This tutorial shows how to implement a custom SearchMethod that enables fault tolerance, and how to use a SearchRunner to perform a hyperparameter search with the custom SearchMethod. In this example, we implemented ASHA as a Custom Search method. SearchRunner executes ASHA implementation and orchestrates a multi-trial hyperparameter search experiment by passing operations from the custom SearchMethod to the multi-trial experiment.
We provide two implementations of SearchRunner:
- LocalSearchRunner: executes the custom SearchMethod locally (see
local_search_runner
), - RemoteSearchRunner: executes the custom SearchMethod on a Determined cluster (see
remote_search_runner
).
Note that, while SearchRunner and SearchMethod can be executed either on a local machine (LocalSearchRunner) or on a cluster (RemoteSearchRunner), the multi-trial experiment is always executed on the cluster.
Custom SearchMethod:
- asha.py: The code for ASHA implemented as a custom SearchMethod.

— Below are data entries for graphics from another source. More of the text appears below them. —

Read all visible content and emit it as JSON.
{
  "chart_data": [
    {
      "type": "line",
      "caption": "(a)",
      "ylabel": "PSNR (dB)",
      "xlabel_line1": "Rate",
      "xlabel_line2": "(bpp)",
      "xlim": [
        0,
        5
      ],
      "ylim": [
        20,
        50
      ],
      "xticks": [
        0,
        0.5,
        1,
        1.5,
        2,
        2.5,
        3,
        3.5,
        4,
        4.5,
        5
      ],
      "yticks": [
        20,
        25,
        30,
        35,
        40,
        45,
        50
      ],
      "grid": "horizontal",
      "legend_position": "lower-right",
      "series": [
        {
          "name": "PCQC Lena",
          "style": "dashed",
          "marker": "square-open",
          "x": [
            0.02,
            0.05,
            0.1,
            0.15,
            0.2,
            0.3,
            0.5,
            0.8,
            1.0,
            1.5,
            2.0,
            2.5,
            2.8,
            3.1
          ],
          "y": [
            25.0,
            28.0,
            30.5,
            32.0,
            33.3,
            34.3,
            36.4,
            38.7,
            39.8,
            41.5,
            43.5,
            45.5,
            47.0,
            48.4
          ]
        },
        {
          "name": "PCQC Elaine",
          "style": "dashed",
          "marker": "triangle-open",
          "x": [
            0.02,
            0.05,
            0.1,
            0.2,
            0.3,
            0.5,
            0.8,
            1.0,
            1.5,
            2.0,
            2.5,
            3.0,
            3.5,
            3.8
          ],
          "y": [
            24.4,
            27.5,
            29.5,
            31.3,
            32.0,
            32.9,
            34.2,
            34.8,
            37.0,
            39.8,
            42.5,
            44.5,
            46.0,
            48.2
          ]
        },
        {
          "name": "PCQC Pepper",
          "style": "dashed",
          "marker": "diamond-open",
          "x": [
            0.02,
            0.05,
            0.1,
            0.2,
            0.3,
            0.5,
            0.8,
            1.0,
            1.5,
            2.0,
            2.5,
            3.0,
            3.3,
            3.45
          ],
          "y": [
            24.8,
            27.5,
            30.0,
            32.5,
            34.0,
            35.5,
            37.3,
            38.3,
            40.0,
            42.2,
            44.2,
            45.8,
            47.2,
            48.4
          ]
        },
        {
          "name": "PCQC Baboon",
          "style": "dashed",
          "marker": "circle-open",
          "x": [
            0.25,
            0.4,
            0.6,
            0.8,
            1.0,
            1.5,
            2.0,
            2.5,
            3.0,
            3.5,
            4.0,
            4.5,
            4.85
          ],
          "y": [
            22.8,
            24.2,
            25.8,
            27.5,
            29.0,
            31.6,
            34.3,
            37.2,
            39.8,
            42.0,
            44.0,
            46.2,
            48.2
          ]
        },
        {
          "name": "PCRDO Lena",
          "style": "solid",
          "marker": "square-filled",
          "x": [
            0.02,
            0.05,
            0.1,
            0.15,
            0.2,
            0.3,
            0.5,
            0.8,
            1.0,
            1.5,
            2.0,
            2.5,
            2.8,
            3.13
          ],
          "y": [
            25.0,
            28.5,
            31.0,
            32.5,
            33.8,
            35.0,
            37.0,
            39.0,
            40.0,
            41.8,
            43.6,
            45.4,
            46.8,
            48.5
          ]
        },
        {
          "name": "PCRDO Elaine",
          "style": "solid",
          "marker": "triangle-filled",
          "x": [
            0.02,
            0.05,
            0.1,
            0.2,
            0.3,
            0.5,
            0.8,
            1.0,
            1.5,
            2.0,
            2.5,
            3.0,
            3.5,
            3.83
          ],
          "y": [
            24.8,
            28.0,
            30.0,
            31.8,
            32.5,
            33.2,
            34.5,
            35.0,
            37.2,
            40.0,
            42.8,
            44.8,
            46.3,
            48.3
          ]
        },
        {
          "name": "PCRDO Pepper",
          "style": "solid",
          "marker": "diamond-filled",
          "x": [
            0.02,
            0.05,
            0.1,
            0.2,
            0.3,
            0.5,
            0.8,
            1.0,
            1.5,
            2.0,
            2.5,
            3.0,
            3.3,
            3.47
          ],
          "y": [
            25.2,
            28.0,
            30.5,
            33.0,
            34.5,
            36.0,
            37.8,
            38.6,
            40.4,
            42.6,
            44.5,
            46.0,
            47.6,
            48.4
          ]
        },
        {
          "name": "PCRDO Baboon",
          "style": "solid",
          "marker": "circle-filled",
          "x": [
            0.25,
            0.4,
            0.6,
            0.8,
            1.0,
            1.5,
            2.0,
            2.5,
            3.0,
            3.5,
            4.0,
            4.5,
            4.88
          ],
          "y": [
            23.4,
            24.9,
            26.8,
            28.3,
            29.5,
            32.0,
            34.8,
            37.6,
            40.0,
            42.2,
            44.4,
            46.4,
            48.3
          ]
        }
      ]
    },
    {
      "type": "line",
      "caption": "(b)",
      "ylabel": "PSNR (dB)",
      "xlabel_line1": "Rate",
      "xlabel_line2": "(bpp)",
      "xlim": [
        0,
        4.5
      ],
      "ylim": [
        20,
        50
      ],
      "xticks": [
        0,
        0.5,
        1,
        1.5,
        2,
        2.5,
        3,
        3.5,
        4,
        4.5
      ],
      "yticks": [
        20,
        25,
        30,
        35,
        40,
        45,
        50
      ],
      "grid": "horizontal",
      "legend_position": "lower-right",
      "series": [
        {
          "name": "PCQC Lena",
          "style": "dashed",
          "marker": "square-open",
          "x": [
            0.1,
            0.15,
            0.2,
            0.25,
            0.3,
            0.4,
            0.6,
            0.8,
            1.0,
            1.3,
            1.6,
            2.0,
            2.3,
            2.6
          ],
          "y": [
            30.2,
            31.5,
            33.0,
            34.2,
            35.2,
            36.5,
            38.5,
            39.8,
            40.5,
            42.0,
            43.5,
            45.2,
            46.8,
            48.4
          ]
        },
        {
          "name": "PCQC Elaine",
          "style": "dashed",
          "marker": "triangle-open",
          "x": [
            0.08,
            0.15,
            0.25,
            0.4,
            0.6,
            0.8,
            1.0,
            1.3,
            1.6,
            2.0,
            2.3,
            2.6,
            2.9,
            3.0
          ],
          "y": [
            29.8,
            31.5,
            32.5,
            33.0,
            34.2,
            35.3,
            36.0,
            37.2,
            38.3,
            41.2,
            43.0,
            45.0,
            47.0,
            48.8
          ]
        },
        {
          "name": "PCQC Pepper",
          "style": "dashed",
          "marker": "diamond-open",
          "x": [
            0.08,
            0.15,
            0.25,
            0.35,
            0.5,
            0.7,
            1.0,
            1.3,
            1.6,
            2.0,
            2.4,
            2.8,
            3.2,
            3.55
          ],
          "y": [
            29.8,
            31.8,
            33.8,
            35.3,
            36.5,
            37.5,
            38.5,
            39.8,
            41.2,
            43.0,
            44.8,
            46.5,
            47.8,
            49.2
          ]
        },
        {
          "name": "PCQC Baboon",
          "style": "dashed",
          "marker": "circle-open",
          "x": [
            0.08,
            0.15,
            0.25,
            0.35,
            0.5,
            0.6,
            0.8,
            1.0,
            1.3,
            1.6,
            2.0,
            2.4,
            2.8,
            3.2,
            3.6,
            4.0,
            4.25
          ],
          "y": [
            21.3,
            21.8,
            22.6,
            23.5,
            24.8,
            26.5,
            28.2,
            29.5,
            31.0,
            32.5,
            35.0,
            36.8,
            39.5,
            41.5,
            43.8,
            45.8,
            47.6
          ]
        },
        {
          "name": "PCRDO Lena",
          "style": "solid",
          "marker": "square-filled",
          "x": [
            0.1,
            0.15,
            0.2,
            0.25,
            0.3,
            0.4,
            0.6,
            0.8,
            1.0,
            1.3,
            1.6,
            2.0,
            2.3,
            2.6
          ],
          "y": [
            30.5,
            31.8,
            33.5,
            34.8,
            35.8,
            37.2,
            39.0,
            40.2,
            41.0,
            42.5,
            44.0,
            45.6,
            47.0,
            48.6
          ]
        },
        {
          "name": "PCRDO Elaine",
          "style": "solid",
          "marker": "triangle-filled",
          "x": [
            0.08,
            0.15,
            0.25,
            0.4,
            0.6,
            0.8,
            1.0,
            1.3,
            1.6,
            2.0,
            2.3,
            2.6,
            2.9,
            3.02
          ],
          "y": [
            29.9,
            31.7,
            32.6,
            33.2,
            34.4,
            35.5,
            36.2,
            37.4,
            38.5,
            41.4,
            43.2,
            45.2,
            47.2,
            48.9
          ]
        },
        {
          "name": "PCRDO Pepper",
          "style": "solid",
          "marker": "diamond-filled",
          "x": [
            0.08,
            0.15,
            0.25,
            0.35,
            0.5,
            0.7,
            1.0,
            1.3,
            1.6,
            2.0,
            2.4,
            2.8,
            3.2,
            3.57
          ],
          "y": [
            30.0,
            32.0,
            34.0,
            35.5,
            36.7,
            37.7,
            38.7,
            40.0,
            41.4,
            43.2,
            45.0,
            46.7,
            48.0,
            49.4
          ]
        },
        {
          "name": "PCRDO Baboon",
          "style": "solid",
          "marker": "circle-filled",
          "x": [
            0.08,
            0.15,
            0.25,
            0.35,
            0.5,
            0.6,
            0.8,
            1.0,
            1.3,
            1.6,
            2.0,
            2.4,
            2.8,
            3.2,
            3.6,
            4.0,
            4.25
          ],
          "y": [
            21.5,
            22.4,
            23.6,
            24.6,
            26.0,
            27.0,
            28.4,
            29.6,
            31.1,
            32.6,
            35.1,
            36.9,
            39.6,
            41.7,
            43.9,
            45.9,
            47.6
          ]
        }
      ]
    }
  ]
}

- utils.py: The code to generate hyperparamters for ASHA.
Multi-trial experiment:
- experiment_files/model_def.py: The core code for the model. This includes building and compiling the model.

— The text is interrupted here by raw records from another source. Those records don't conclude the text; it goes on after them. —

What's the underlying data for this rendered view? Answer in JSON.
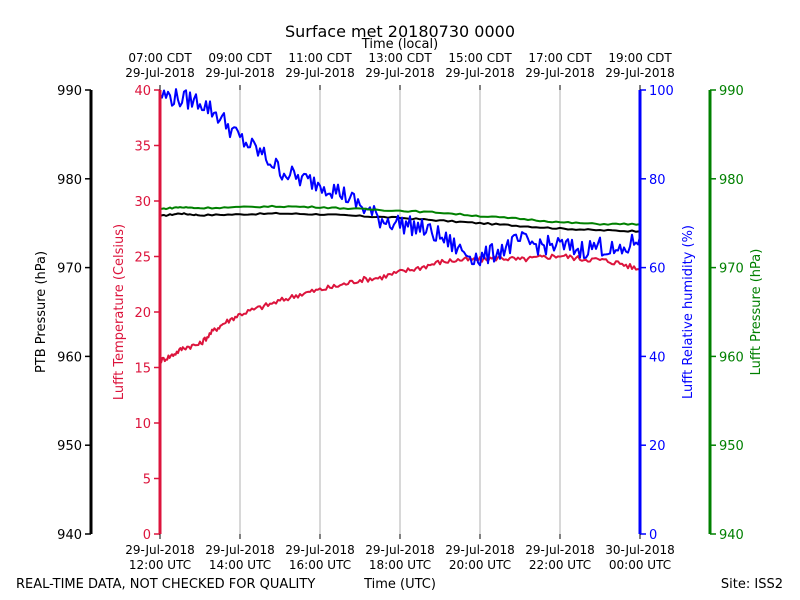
{
  "title": "Surface met 20180730 0000",
  "top_axis_label": "Time (local)",
  "bottom_axis_label": "Time (UTC)",
  "footer_left": "REAL-TIME DATA, NOT CHECKED FOR QUALITY",
  "footer_right": "Site: ISS2",
  "colors": {
    "ptb": "#000000",
    "temperature": "#dc143c",
    "humidity": "#0000ff",
    "lufft_pressure": "#008000",
    "grid": "#b0b0b0"
  },
  "chart_data": {
    "type": "line",
    "x_unit": "hours UTC",
    "x_range": [
      12,
      24
    ],
    "top_ticks": [
      {
        "x": 12,
        "line1": "07:00 CDT",
        "line2": "29-Jul-2018"
      },
      {
        "x": 14,
        "line1": "09:00 CDT",
        "line2": "29-Jul-2018"
      },
      {
        "x": 16,
        "line1": "11:00 CDT",
        "line2": "29-Jul-2018"
      },
      {
        "x": 18,
        "line1": "13:00 CDT",
        "line2": "29-Jul-2018"
      },
      {
        "x": 20,
        "line1": "15:00 CDT",
        "line2": "29-Jul-2018"
      },
      {
        "x": 22,
        "line1": "17:00 CDT",
        "line2": "29-Jul-2018"
      },
      {
        "x": 24,
        "line1": "19:00 CDT",
        "line2": "29-Jul-2018"
      }
    ],
    "bottom_ticks": [
      {
        "x": 12,
        "line1": "29-Jul-2018",
        "line2": "12:00 UTC"
      },
      {
        "x": 14,
        "line1": "29-Jul-2018",
        "line2": "14:00 UTC"
      },
      {
        "x": 16,
        "line1": "29-Jul-2018",
        "line2": "16:00 UTC"
      },
      {
        "x": 18,
        "line1": "29-Jul-2018",
        "line2": "18:00 UTC"
      },
      {
        "x": 20,
        "line1": "29-Jul-2018",
        "line2": "20:00 UTC"
      },
      {
        "x": 22,
        "line1": "29-Jul-2018",
        "line2": "22:00 UTC"
      },
      {
        "x": 24,
        "line1": "30-Jul-2018",
        "line2": "00:00 UTC"
      }
    ],
    "axes": {
      "ptb": {
        "label": "PTB Pressure (hPa)",
        "range": [
          940,
          990
        ],
        "ticks": [
          940,
          950,
          960,
          970,
          980,
          990
        ]
      },
      "temperature": {
        "label": "Lufft Temperature (Celsius)",
        "range": [
          0,
          40
        ],
        "ticks": [
          0,
          5,
          10,
          15,
          20,
          25,
          30,
          35,
          40
        ]
      },
      "humidity": {
        "label": "Lufft Relative humidity (%)",
        "range": [
          0,
          100
        ],
        "ticks": [
          0,
          20,
          40,
          60,
          80,
          100
        ]
      },
      "lufft_pressure": {
        "label": "Lufft Pressure (hPa)",
        "range": [
          940,
          990
        ],
        "ticks": [
          940,
          950,
          960,
          970,
          980,
          990
        ]
      }
    },
    "series": [
      {
        "name": "PTB Pressure",
        "axis": "ptb",
        "color": "#000000",
        "x": [
          12,
          12.5,
          13,
          14,
          15,
          16,
          17,
          18,
          19,
          20,
          21,
          22,
          23,
          24
        ],
        "y": [
          975.8,
          976.1,
          975.9,
          976.0,
          976.1,
          976.0,
          975.8,
          975.6,
          975.3,
          975.0,
          974.7,
          974.4,
          974.2,
          974.1
        ]
      },
      {
        "name": "Lufft Temperature",
        "axis": "temperature",
        "color": "#dc143c",
        "x": [
          12,
          12.3,
          12.6,
          13,
          13.3,
          13.6,
          14,
          14.5,
          15,
          15.5,
          16,
          16.5,
          17,
          17.5,
          18,
          18.5,
          19,
          19.5,
          20,
          20.5,
          21,
          21.5,
          22,
          22.5,
          23,
          23.5,
          24
        ],
        "y": [
          15.6,
          16.1,
          16.8,
          17.1,
          18.2,
          19.0,
          19.8,
          20.4,
          21.0,
          21.6,
          22.0,
          22.4,
          22.9,
          23.1,
          23.6,
          24.0,
          24.5,
          24.7,
          24.7,
          24.9,
          24.7,
          24.9,
          25.1,
          24.8,
          24.7,
          24.4,
          23.8
        ]
      },
      {
        "name": "Lufft Relative humidity",
        "axis": "humidity",
        "color": "#0000ff",
        "x": [
          12,
          12.5,
          13,
          13.5,
          14,
          14.5,
          15,
          15.5,
          16,
          16.5,
          17,
          17.5,
          18,
          18.5,
          19,
          19.5,
          20,
          20.5,
          21,
          21.5,
          22,
          22.5,
          23,
          23.5,
          24
        ],
        "y": [
          99,
          98,
          97.5,
          94,
          89,
          86,
          82,
          80,
          79,
          77,
          74,
          71,
          70,
          69,
          67,
          64,
          62,
          64,
          66,
          65,
          65,
          64,
          65,
          63,
          67
        ]
      },
      {
        "name": "Lufft Pressure",
        "axis": "lufft_pressure",
        "color": "#008000",
        "x": [
          12,
          12.5,
          13,
          14,
          15,
          16,
          17,
          18,
          19,
          20,
          21,
          22,
          23,
          24
        ],
        "y": [
          976.6,
          976.8,
          976.7,
          976.8,
          976.9,
          976.8,
          976.6,
          976.4,
          976.2,
          975.8,
          975.5,
          975.1,
          974.9,
          974.9
        ]
      }
    ]
  }
}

- experiment_files/data.py: The data loading and preparation code for the model.
- experiment_files/layers.py: Defines the convolutional layers that the model uses.
Multi-trial experiment:
- experiment_files/config.yaml: Configuration for running
model_def.py
with a custom SearchMethod. Notesearcher.name: custom
. Instead of defining hyperparameters in the yaml file, each trial in the experiment receives hyperparameters from the custom SearchMethod.
The current implementation uses MNIST data downloaded from AWS S3.
If you have not yet installed Determined, installation instructions can be found
under docs/install-admin.html
or at https://docs.determined.ai/latest/index.html
- Set the
DET_MASTER
environment variable, which is the network address of the Determined master. For instance,export DET_MASTER=<master_host:port>
. - To run the experiment see:
local_search_runner/README.md
to execute the custom SearchMethod locally,remote_search_runner/README.md
to execute the custom SearchMethod on a Determined cluster.